O Atlético-MG sofreu uma derrota importante na Justiça Federal no caso contra o tradicional bloco de carnaval Galo da Madrugada, de Pernambuco, envolvendo o uso da palavra “Galo” em marcas registradas. O time mineiro havia ajuizado uma ação para tentar anular o registro da marca “Galo Folia”, usado pelo bloco no carnaval recifense, alegando possível violação de seus direitos marcários, mas teve seu pedido rejeitado.
Segundo a decisão da 9ª Vara Federal do Rio de Janeiro, assinada pela juíza Quézia Silvia Reis, não há risco de confusão entre o Atlético-MG e o bloco carnavalesco, já que futebol e carnaval pertencem a segmentos de mercado distintos, com públicos e finalidades diferentes. Assim, mesmo compartilhando o termo “Galo”, as marcas não seriam associadas entre si pelo consumidor.
Pedido foi negado e o que muda
O clube mineiro fundamentou sua ação amparado na Lei de Propriedade Industrial, sustentando que o uso da marca Galo Folia poderia prejudicar o alcance de suas próprias marcas esportivas. Ainda tentou incorporar trechos da Lei Pelé, que trata de proteção de símbolos e emblemas esportivos. No entanto, a juíza entendeu que essas legislações não se aplicam à disputa entre entidades de áreas econômicas tão diferentes.

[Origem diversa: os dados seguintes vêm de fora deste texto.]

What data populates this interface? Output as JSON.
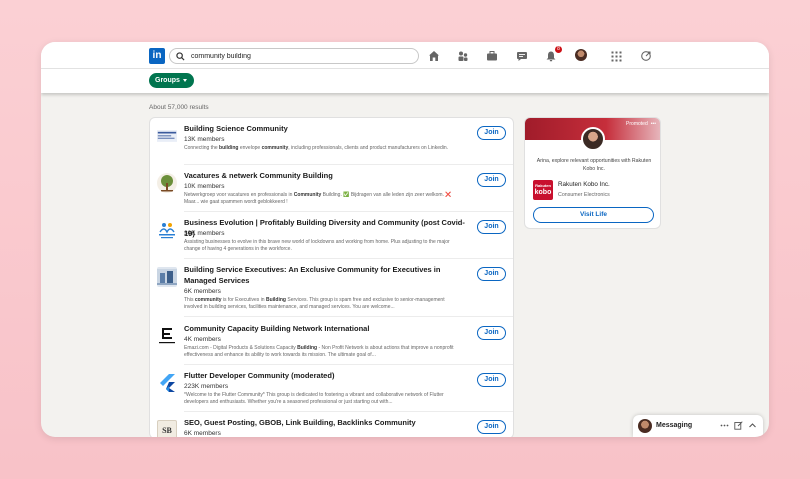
{
  "search": {
    "query": "community building"
  },
  "nav": {
    "notifications_count": "8"
  },
  "filters": {
    "groups_label": "Groups"
  },
  "results_count": "About 57,000 results",
  "join_label": "Join",
  "results": [
    {
      "title": "Building Science Community",
      "members": "13K members",
      "desc_html": "Connecting the <b>building</b> envelope <b>community</b>, including professionals, clients and product manufacturers on Linkedin."
    },
    {
      "title": "Vacatures & netwerk Community Building",
      "members": "10K members",
      "desc_html": "Netwerkgroep voor vacatures en professionals in <b>Community</b> Building. ✅ Bijdragen van alle leden zijn zeer welkom. ❌ Maar... wie gaat spammen wordt geblokkeerd !"
    },
    {
      "title": "Business Evolution | Profitably Building Diversity and Community (post Covid-19)",
      "members": "30K members",
      "desc_html": "Assisting businesses to evolve in this brave new world of lockdowns and working from home. Plus adjusting to the major change of having 4 generations in the workforce."
    },
    {
      "title": "Building Service Executives: An Exclusive Community for Executives in Managed Services",
      "members": "6K members",
      "desc_html": "This <b>community</b> is for Executives in <b>Building</b> Services. This group is spam free and exclusive to senior-management involved in building services, facilities maintenance, and managed services. You are welcome..."
    },
    {
      "title": "Community Capacity Building Network International",
      "members": "4K members",
      "desc_html": "Emazi.com - Digital Products & Solutions Capacity <b>Building</b> - Non Profit Network is about actions that improve a nonprofit effectiveness and enhance its ability to work towards its mission. The ultimate goal of..."
    },
    {
      "title": "Flutter Developer Community (moderated)",
      "members": "223K members",
      "desc_html": "*Welcome to the Flutter Community* This group is dedicated to fostering a vibrant and collaborative network of Flutter developers and enthusiasts. Whether you're a seasoned professional or just starting out with..."
    },
    {
      "title": "SEO, Guest Posting, GBOB, Link Building, Backlinks Community",
      "members": "6K members",
      "desc_html": ""
    }
  ],
  "ad": {
    "promoted_label": "Promoted",
    "text": "Arina, explore relevant opportunities with Rakuten Kobo Inc.",
    "logo_top": "Rakuten",
    "logo_bottom": "kobo",
    "company": "Rakuten Kobo Inc.",
    "industry": "Consumer Electronics",
    "button": "Visit Life"
  },
  "messaging": {
    "label": "Messaging"
  },
  "colors": {
    "brand": "#0a66c2",
    "groups_pill": "#01754f",
    "kobo": "#c8102e"
  }
}
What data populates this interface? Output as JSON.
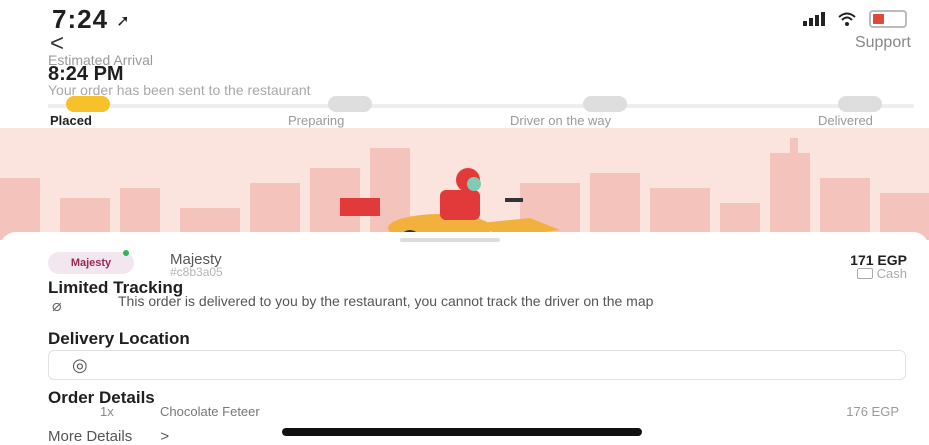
{
  "status_bar": {
    "time": "7:24",
    "location_icon": "location-arrow-icon",
    "signal_icon": "signal-icon",
    "wifi_icon": "wifi-icon",
    "battery_icon": "battery-low-icon",
    "battery_color": "#e0483c"
  },
  "nav": {
    "back_icon": "<",
    "support_label": "Support"
  },
  "eta": {
    "label": "Estimated Arrival",
    "time": "8:24 PM",
    "subtitle": "Your order has been sent to the restaurant"
  },
  "steps": [
    {
      "label": "Placed",
      "active": true
    },
    {
      "label": "Preparing",
      "active": false
    },
    {
      "label": "Driver on the way",
      "active": false
    },
    {
      "label": "Delivered",
      "active": false
    }
  ],
  "colors": {
    "accent": "#f6c12a",
    "hero_bg": "#fbe3de",
    "skyline": "#f4c3bb"
  },
  "restaurant": {
    "logo_text": "Majesty",
    "name": "Majesty",
    "order_id": "#c8b3a05",
    "price": "171 EGP",
    "payment": "Cash"
  },
  "tracking": {
    "title": "Limited Tracking",
    "message": "This order is delivered to you by the restaurant, you cannot track the driver on the map"
  },
  "delivery": {
    "title": "Delivery Location"
  },
  "order": {
    "title": "Order Details",
    "items": [
      {
        "qty": "1x",
        "name": "Chocolate Feteer",
        "price": "176 EGP"
      }
    ],
    "more_label": "More Details",
    "more_chevron": ">"
  }
}
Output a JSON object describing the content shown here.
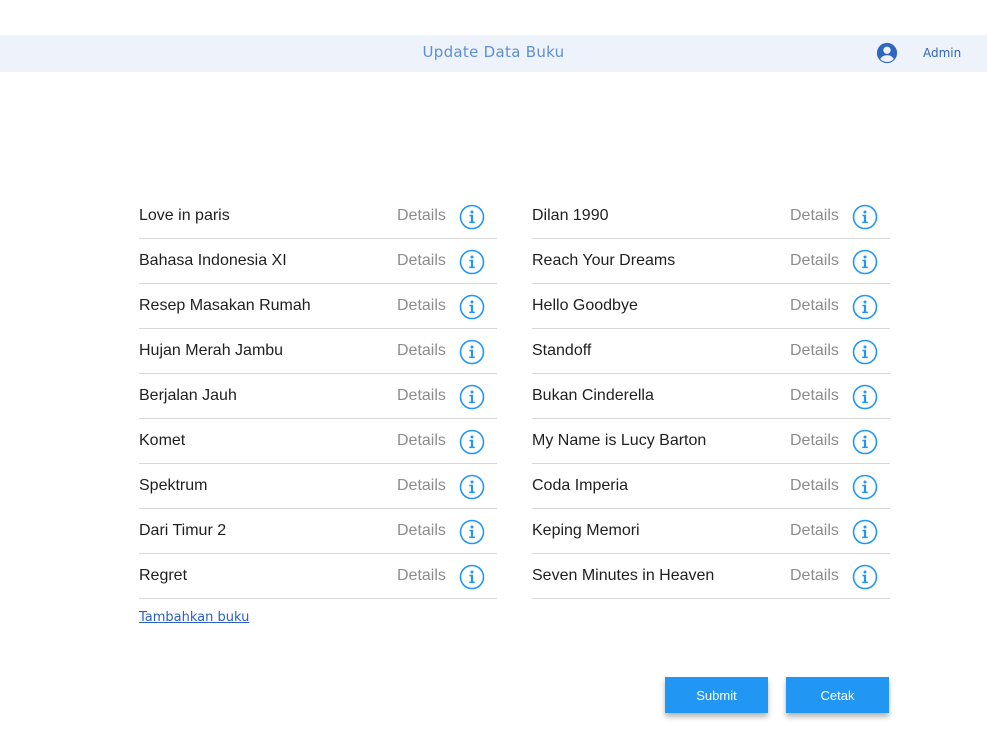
{
  "header": {
    "title": "Update Data Buku",
    "user_label": "Admin"
  },
  "books_left": [
    {
      "title": "Love in paris",
      "details": "Details"
    },
    {
      "title": "Bahasa Indonesia XI",
      "details": "Details"
    },
    {
      "title": "Resep Masakan Rumah",
      "details": "Details"
    },
    {
      "title": "Hujan Merah Jambu",
      "details": "Details"
    },
    {
      "title": "Berjalan Jauh",
      "details": "Details"
    },
    {
      "title": "Komet",
      "details": "Details"
    },
    {
      "title": "Spektrum",
      "details": "Details"
    },
    {
      "title": "Dari Timur 2",
      "details": "Details"
    },
    {
      "title": "Regret",
      "details": "Details"
    }
  ],
  "books_right": [
    {
      "title": "Dilan 1990",
      "details": "Details"
    },
    {
      "title": "Reach Your Dreams",
      "details": "Details"
    },
    {
      "title": "Hello Goodbye",
      "details": "Details"
    },
    {
      "title": "Standoff",
      "details": "Details"
    },
    {
      "title": "Bukan Cinderella",
      "details": "Details"
    },
    {
      "title": "My Name is Lucy Barton",
      "details": "Details"
    },
    {
      "title": "Coda Imperia",
      "details": "Details"
    },
    {
      "title": "Keping Memori",
      "details": "Details"
    },
    {
      "title": "Seven Minutes in Heaven",
      "details": "Details"
    }
  ],
  "add_book_label": "Tambahkan buku",
  "buttons": {
    "submit_label": "Submit",
    "print_label": "Cetak"
  },
  "icons": {
    "user": "account-circle-icon",
    "info": "info-circle-icon"
  },
  "colors": {
    "header_bg": "#eef3fb",
    "title": "#5d8fd6",
    "accent": "#2196f3",
    "link": "#2a5fc7"
  }
}
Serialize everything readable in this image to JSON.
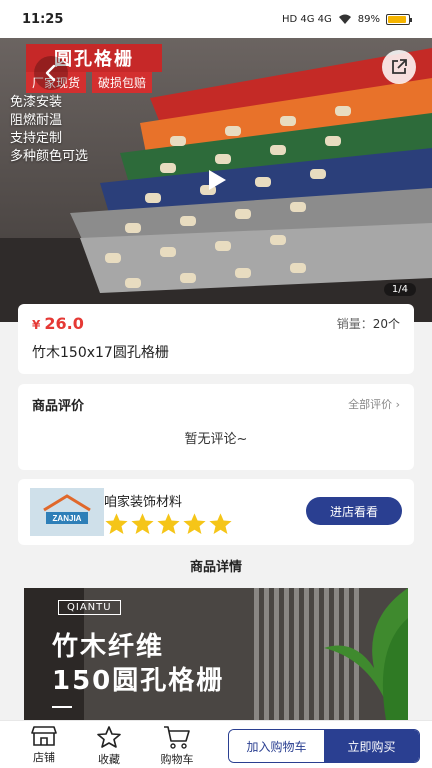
{
  "status_bar": {
    "time": "11:25",
    "network": "HD 4G 4G",
    "battery": "89%",
    "battery_level": 0.89
  },
  "hero": {
    "title": "圆孔格栅",
    "tags": [
      "厂家现货",
      "破损包赔"
    ],
    "features": [
      "免漆安装",
      "阻燃耐温",
      "支持定制",
      "多种颜色可选"
    ],
    "counter": "1/4",
    "back_icon": "back-arrow-icon",
    "share_icon": "share-icon",
    "play_icon": "play-icon"
  },
  "product": {
    "currency": "¥",
    "price": "26.0",
    "sales_label": "销量：",
    "sales_count": "20个",
    "name": "竹木150x17圆孔格栅"
  },
  "reviews": {
    "title": "商品评价",
    "all_label": "全部评价",
    "empty": "暂无评论~"
  },
  "shop": {
    "logo_text": "ZANJIA",
    "name": "咱家装饰材料",
    "rating": 5,
    "visit_label": "进店看看"
  },
  "details": {
    "heading": "商品详情",
    "brand": "QIANTU",
    "line1": "竹木纤维",
    "line2": "150圆孔格栅"
  },
  "bottom_bar": {
    "shop_label": "店铺",
    "fav_label": "收藏",
    "cart_label": "购物车",
    "add_cart_label": "加入购物车",
    "buy_label": "立即购买"
  },
  "colors": {
    "accent": "#2a3f91",
    "price": "#e53935",
    "star": "#f5c518"
  }
}
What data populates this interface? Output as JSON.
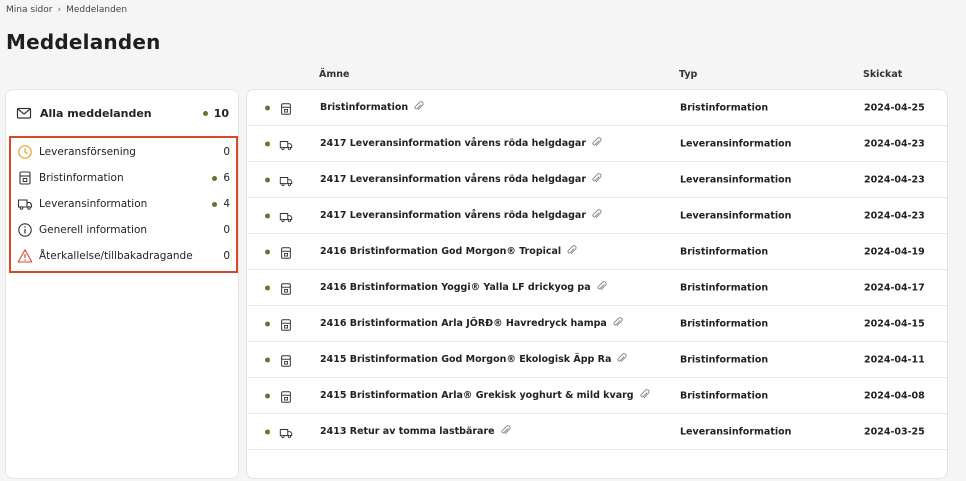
{
  "breadcrumb": {
    "root": "Mina sidor",
    "separator": "›",
    "current": "Meddelanden"
  },
  "page_title": "Meddelanden",
  "sidebar": {
    "all": {
      "label": "Alla meddelanden",
      "count": "10"
    },
    "categories": [
      {
        "label": "Leveransförsening",
        "count": "0",
        "icon": "clock-icon",
        "dot": false
      },
      {
        "label": "Bristinformation",
        "count": "6",
        "icon": "package-icon",
        "dot": true
      },
      {
        "label": "Leveransinformation",
        "count": "4",
        "icon": "truck-icon",
        "dot": true
      },
      {
        "label": "Generell information",
        "count": "0",
        "icon": "info-icon",
        "dot": false
      },
      {
        "label": "Återkallelse/tillbakadragande",
        "count": "0",
        "icon": "warning-icon",
        "dot": false
      }
    ]
  },
  "table": {
    "headers": {
      "subject": "Ämne",
      "type": "Typ",
      "sent": "Skickat"
    },
    "rows": [
      {
        "subject": "Bristinformation",
        "type": "Bristinformation",
        "date": "2024-04-25",
        "icon": "package-icon"
      },
      {
        "subject": "2417 Leveransinformation vårens röda helgdagar",
        "type": "Leveransinformation",
        "date": "2024-04-23",
        "icon": "truck-icon"
      },
      {
        "subject": "2417 Leveransinformation vårens röda helgdagar",
        "type": "Leveransinformation",
        "date": "2024-04-23",
        "icon": "truck-icon"
      },
      {
        "subject": "2417 Leveransinformation vårens röda helgdagar",
        "type": "Leveransinformation",
        "date": "2024-04-23",
        "icon": "truck-icon"
      },
      {
        "subject": "2416 Bristinformation God Morgon® Tropical",
        "type": "Bristinformation",
        "date": "2024-04-19",
        "icon": "package-icon"
      },
      {
        "subject": "2416 Bristinformation Yoggi® Yalla LF drickyog pa",
        "type": "Bristinformation",
        "date": "2024-04-17",
        "icon": "package-icon"
      },
      {
        "subject": "2416 Bristinformation Arla JÖRĐ® Havredryck hampa",
        "type": "Bristinformation",
        "date": "2024-04-15",
        "icon": "package-icon"
      },
      {
        "subject": "2415 Bristinformation God Morgon® Ekologisk Äpp Ra",
        "type": "Bristinformation",
        "date": "2024-04-11",
        "icon": "package-icon"
      },
      {
        "subject": "2415 Bristinformation Arla® Grekisk yoghurt & mild kvarg",
        "type": "Bristinformation",
        "date": "2024-04-08",
        "icon": "package-icon"
      },
      {
        "subject": "2413 Retur av tomma lastbärare",
        "type": "Leveransinformation",
        "date": "2024-03-25",
        "icon": "truck-icon"
      }
    ]
  },
  "colors": {
    "accent_dot": "#5b7a2a",
    "highlight_border": "#d9482b",
    "clock": "#e8a020",
    "warning": "#d9482b"
  }
}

Outro ponto relevante na sentença foi o reconhecimento da tradição do Galo da Madrugada: o bloco carnavalesco detém registros anteriores da palavra “Galo” em atividades culturais desde a década de 1990 e sua fundação remonta a 1978, consolidando sua identidade no cenário da folia brasileira.
Assim, o pedido do Atlético-MG foi rejeitado e o Galo da Madrugada segue livre para usar a marca “Galo Folia” sem qualquer restrição judicial. A decisão é de primeira instância e ainda pode ser objeto de recurso.
Repercussão e o posicionamento
Em nota oficial após a decisão, o Galo da Madrugada declarou ter recebido o veredito com tranquilidade e ressaltou sua longa trajetória cultural, destacando que não enxerga a disputa como um embate pessoal com o clube mineiro. O bloco reforçou ainda o respeito ao Atlético-MG e a compreensão de que carnaval e futebol são instituições distintas, cada uma com seu público e importância social.
Por outro lado, o Atlético-MG não se manifestou oficialmente. A expectativa agora gira em torno de uma eventual tentativa do clube de recorrer da decisão ou de buscar outras formas de proteger sua marca no ambiente esportivo.